Buddhist temple structures of India, known as cave-halls, used caves as their place of worship, and would place a stupa at the far end of each cave. Stupas were structures representing heaven, rising from bases symbolic of earth. This could be compared to Mt. Olympus, known in mythology as the home of the gods. Similar to the stupa, its base was on earth, and its peak reached into heaven.
Although Mt. Olympus was not taken into account when creating their religious figures, the stupa was symbolic of their own “Mt. Olympus,” known as Mount Meru. The up-pointing triangle of the mountain is symbolic of a dominant male figure, while the down-pointing triangle of a cave is symbolic of a female. Although this assumption cannot be considered accurate in all instances, it holds true for Kalypso, clearly a dominant female present throughout Odysseus adventures; and Zeus, who held the ultimate decision on his return home. Caves were used frequently in mythological tales, not necessarily pertaining to the Odyssey.
In Roman mythology, Somnus, the god of sleep resided in a cave were the sun never shone and everything was in silence. Similarly, the serpent Python, made from the slime of the earth dwelt in a cave, as did Pan, who inspired fear by his ugliness, haunting caves and mountain tops.
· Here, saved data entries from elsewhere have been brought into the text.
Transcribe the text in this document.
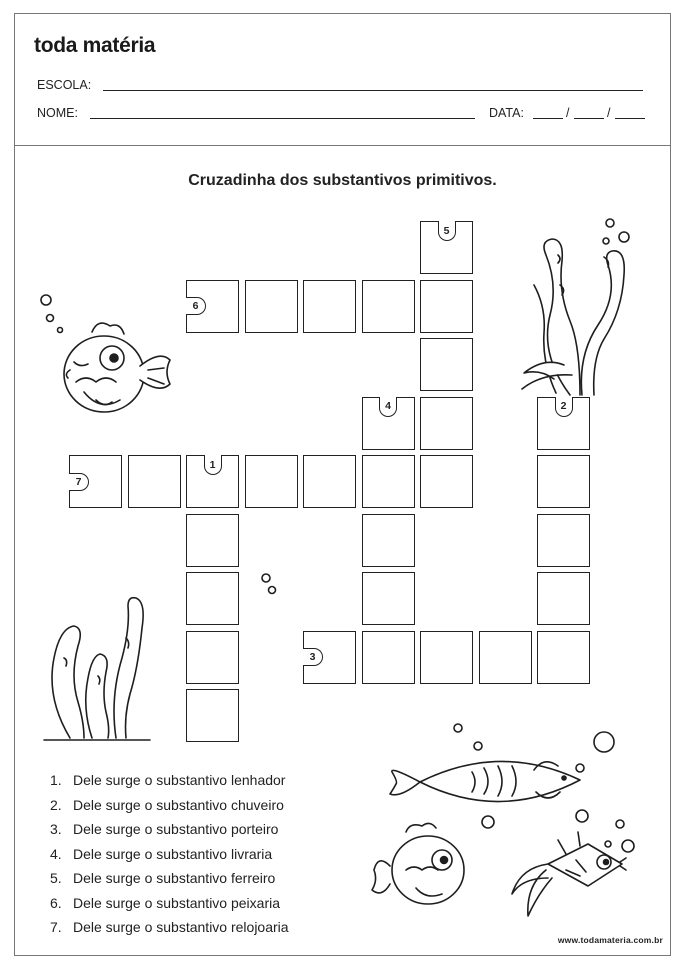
toda matéria
ESCOLA:
NOME:	DATA:	/	/
Cruzadinha dos substantivos primitivos.
5
6
4	2
7
1
3
1. Dele surge o substantivo lenhador
2. Dele surge o substantivo chuveiro
3. Dele surge o substantivo porteiro
4. Dele surge o substantivo livraria
5. Dele surge o substantivo ferreiro
6. Dele surge o substantivo peixaria
7. Dele surge o substantivo relojoaria
www.todamateria.com.br
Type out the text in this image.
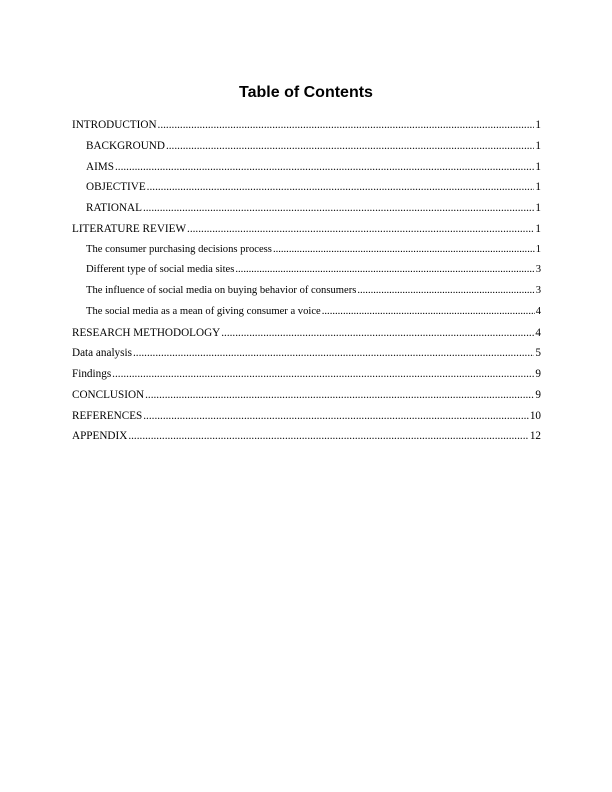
Table of Contents
INTRODUCTION .....	1
BACKGROUND .....	1
AIMS .....	1
OBJECTIVE .....	1
RATIONAL .....	1
LITERATURE REVIEW .....	1
The consumer purchasing decisions process .....	1
Different type of social media sites .....	3
The influence of social media on buying behavior of consumers .....	3
The social media as a mean of giving consumer a voice .....	4
RESEARCH METHODOLOGY .....	4
Data analysis .....	5
Findings .....	9
CONCLUSION .....	9
REFERENCES .....	10
APPENDIX .....	12
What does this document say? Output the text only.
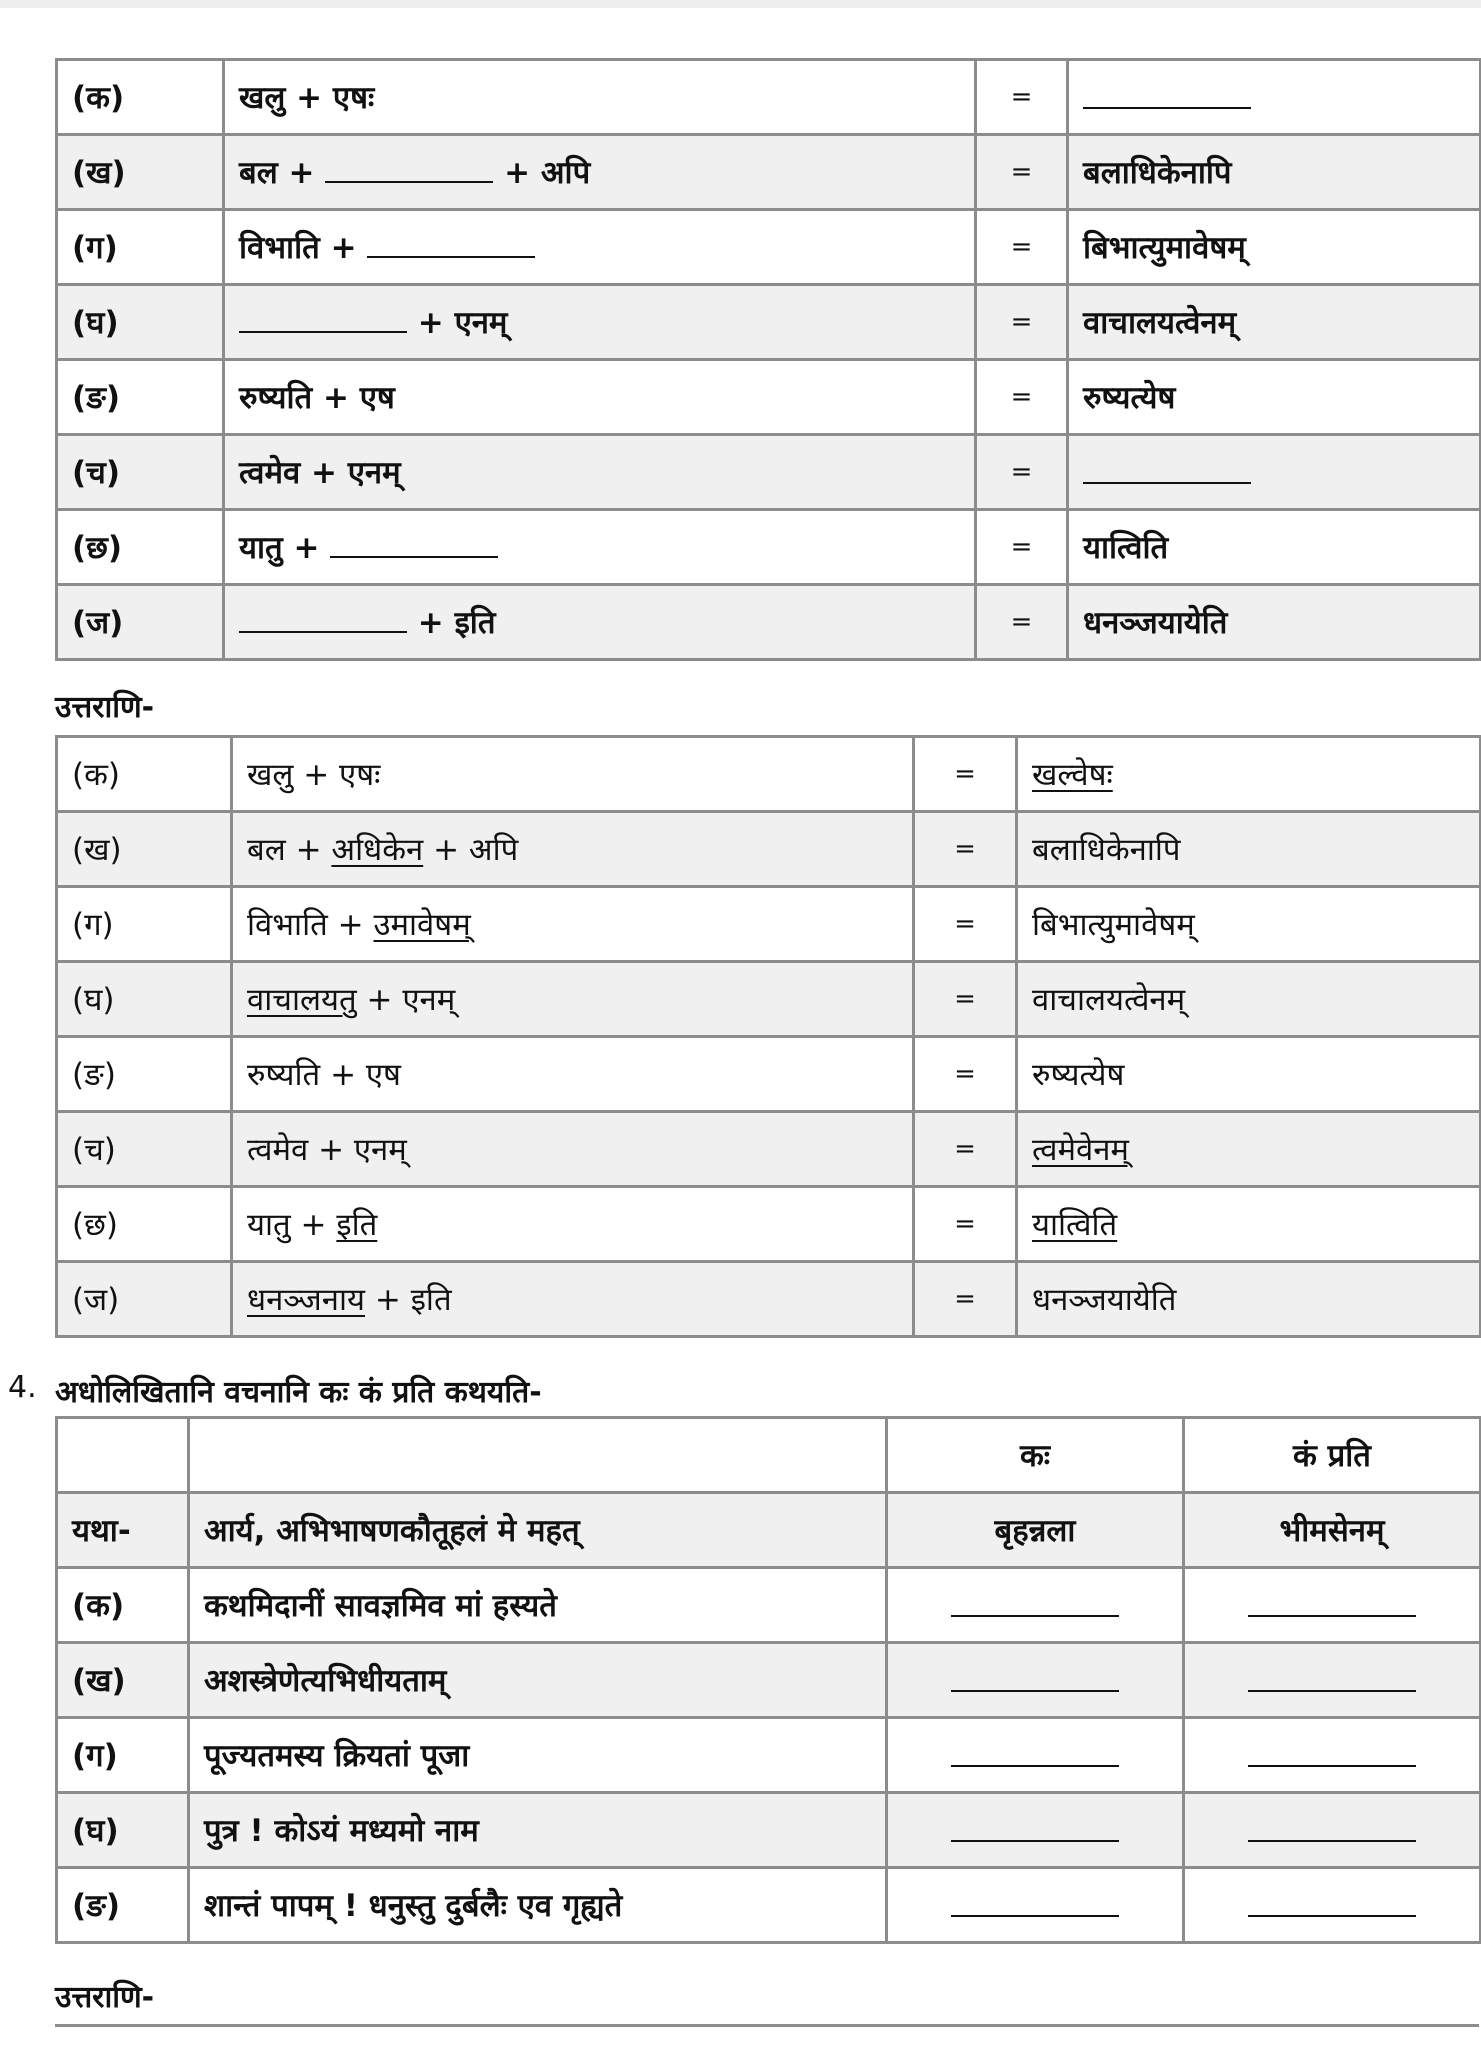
(क)	खलु + एषः	=	
(ख)	बल + + अपि	=	बलाधिकेनापि
(ग)	विभाति +	=	बिभात्युमावेषम्
(घ)	+ एनम्	=	वाचालयत्वेनम्
(ङ)	रुष्यति + एष	=	रुष्यत्येष
(च)	त्वमेव + एनम्	=	
(छ)	यातु +	=	यात्विति
(ज)	+ इति	=	धनञ्जयायेति
उत्तराणि-
(क)	खलु + एषः	=	खल्वेषः
(ख)	बल + अधिकेन + अपि	=	बलाधिकेनापि
(ग)	विभाति + उमावेषम्	=	बिभात्युमावेषम्
(घ)	वाचालयतु + एनम्	=	वाचालयत्वेनम्
(ङ)	रुष्यति + एष	=	रुष्यत्येष
(च)	त्वमेव + एनम्	=	त्वमेवेनम्
(छ)	यातु + इति	=	यात्विति
(ज)	धनञ्जनाय + इति	=	धनञ्जयायेति
4. अधोलिखितानि वचनानि कः कं प्रति कथयति-
		कः	कं प्रति
यथा-	आर्य, अभिभाषणकौतूहलं मे महत्	बृहन्नला	भीमसेनम्
(क)	कथमिदानीं सावज्ञमिव मां हस्यते		
(ख)	अशस्त्रेणेत्यभिधीयताम्		
(ग)	पूज्यतमस्य क्रियतां पूजा		
(घ)	पुत्र ! कोऽयं मध्यमो नाम		
(ङ)	शान्तं पापम् ! धनुस्तु दुर्बलैः एव गृह्यते		
उत्तराणि-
The parallelism between these three legends, is their association with the myth of the cave: Somnus darkness, Pans isolation from civilization, and Pythons ability to conceal himself within the earth. In a Norse legend, Balder, the god of light and joy, was sent to the underworld after being stabbed by his blind brother. He was later sent for by his father, but could only be released under the condition that everything in the world wept for him. Ironically, the only person who did not weep, was an old woman in a cave, the very symbol of sadness.
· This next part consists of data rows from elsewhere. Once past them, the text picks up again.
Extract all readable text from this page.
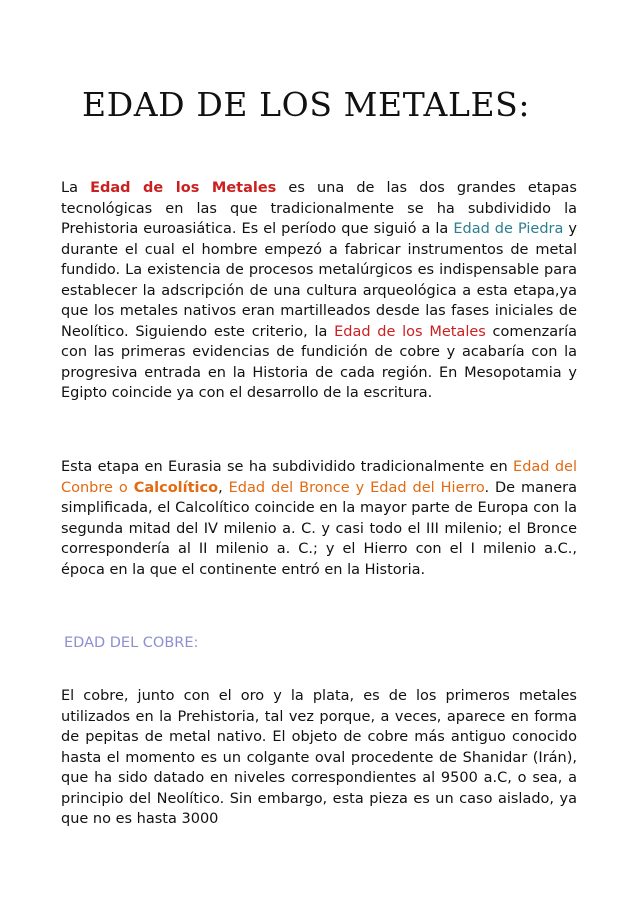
EDAD DE LOS METALES:

La Edad de los Metales es una de las dos grandes etapas tecnológicas en las que tradicionalmente se ha subdividido la Prehistoria euroasiática. Es el período que siguió a la Edad de Piedra y durante el cual el hombre empezó a fabricar instrumentos de metal fundido. La existencia de procesos metalúrgicos es indispensable para establecer la adscripción de una cultura arqueológica a esta etapa,ya que los metales nativos eran martilleados desde las fases iniciales de Neolítico. Siguiendo este criterio, la Edad de los Metales comenzaría con las primeras evidencias de fundición de cobre y acabaría con la progresiva entrada en la Historia de cada región. En Mesopotamia y Egipto coincide ya con el desarrollo de la escritura.

Esta etapa en Eurasia se ha subdividido tradicionalmente en Edad del Conbre o Calcolítico, Edad del Bronce y Edad del Hierro. De manera simplificada, el Calcolítico coincide en la mayor parte de Europa con la segunda mitad del IV milenio a. C. y casi todo el III milenio; el Bronce correspondería al II milenio a. C.; y el Hierro con el I milenio a.C., época en la que el continente entró en la Historia.

EDAD DEL COBRE:

El cobre, junto con el oro y la plata, es de los primeros metales utilizados en la Prehistoria, tal vez porque, a veces, aparece en forma de pepitas de metal nativo. El objeto de cobre más antiguo conocido hasta el momento es un colgante oval procedente de Shanidar (Irán), que ha sido datado en niveles correspondientes al 9500 a.C, o sea, a principio del Neolítico. Sin embargo, esta pieza es un caso aislado, ya que no es hasta 3000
Caves have been a source of legend since the origin of man, and myths, a way to explain these unnatural occurrences. It represents a detachment from the world, life, and afterlife. When translated into Old Norse, “cave” becomes hellir, and in Scandinavian mythology, the Black goddess Hel, Queen of shades, is the derivation of our word, hell. Other associations made with caves through mythology have been resurrection, and fertility. Resurrection in the Egyptian underworld, is represented by two doors, in which the deceased enters through the Western gate, and leaves through the Eastern gate. The Western entrance symbolizes the dying sun as it sets, while the East, rebirth and the freedom of the spirit as it is released from its body.
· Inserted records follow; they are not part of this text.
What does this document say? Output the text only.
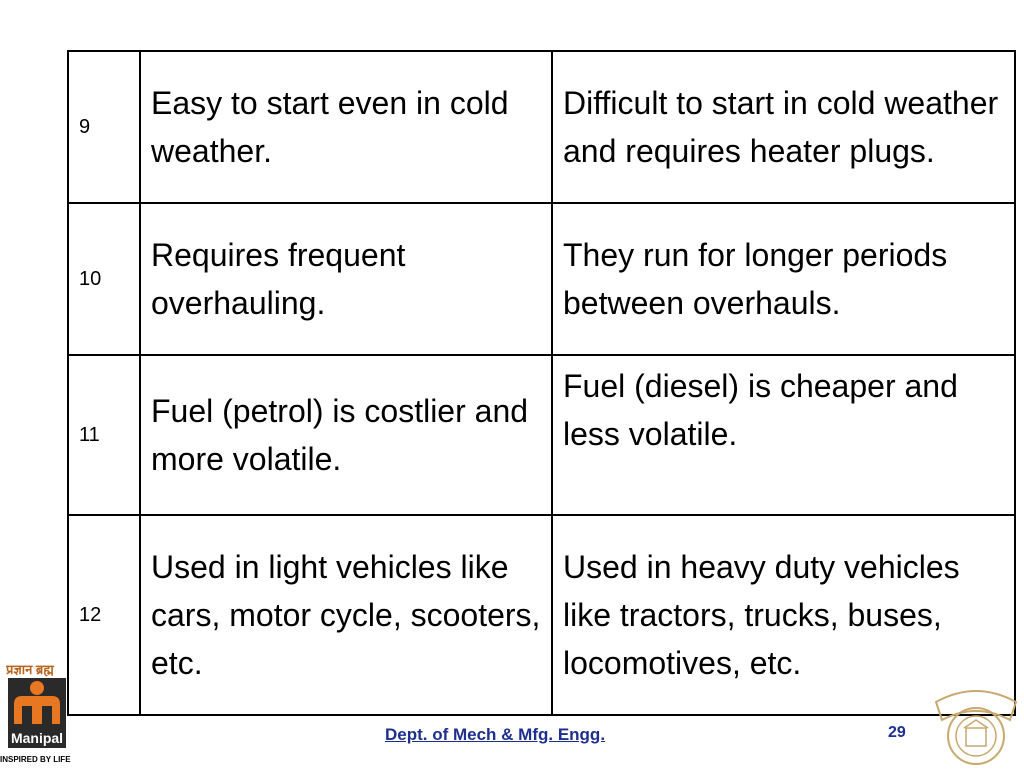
9	Easy to start even in cold weather.	Difficult to start in cold weather and requires heater plugs.
10	Requires frequent overhauling.	They run for longer periods between overhauls.
11	Fuel (petrol) is costlier and more volatile.	Fuel (diesel) is cheaper and less volatile.
12	Used in light vehicles like cars, motor cycle, scooters, etc.	Used in heavy duty vehicles like tractors, trucks, buses, locomotives, etc.
Dept. of Mech & Mfg. Engg.	29
प्रज्ञान ब्रह्म
Manipal
INSPIRED BY LIFE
Finally, the intimacy provided by the warmth and darkness of caves, creates an ideal shelter for love-making. In the “Odyssey,” Kalypso and Odysseus, “withdrawn in the hollow recess of the hollowed cavern, [enjoy] themselves in love.”6 The variety of myths associated with caves, can best be summed as a mortals cycle of existence, for it begins and ends in the same location. Life begins in the womb of mother earth as two individuals conceive a child within the shelter of a cave. Once grown, this adult may inhabit this cave and use it as a place of residence himself, yet regardless of the conquests and adventures which take place throughout his life, he is eventually returned to the soil in the form of a grave, and is released as a spirit back into the cave.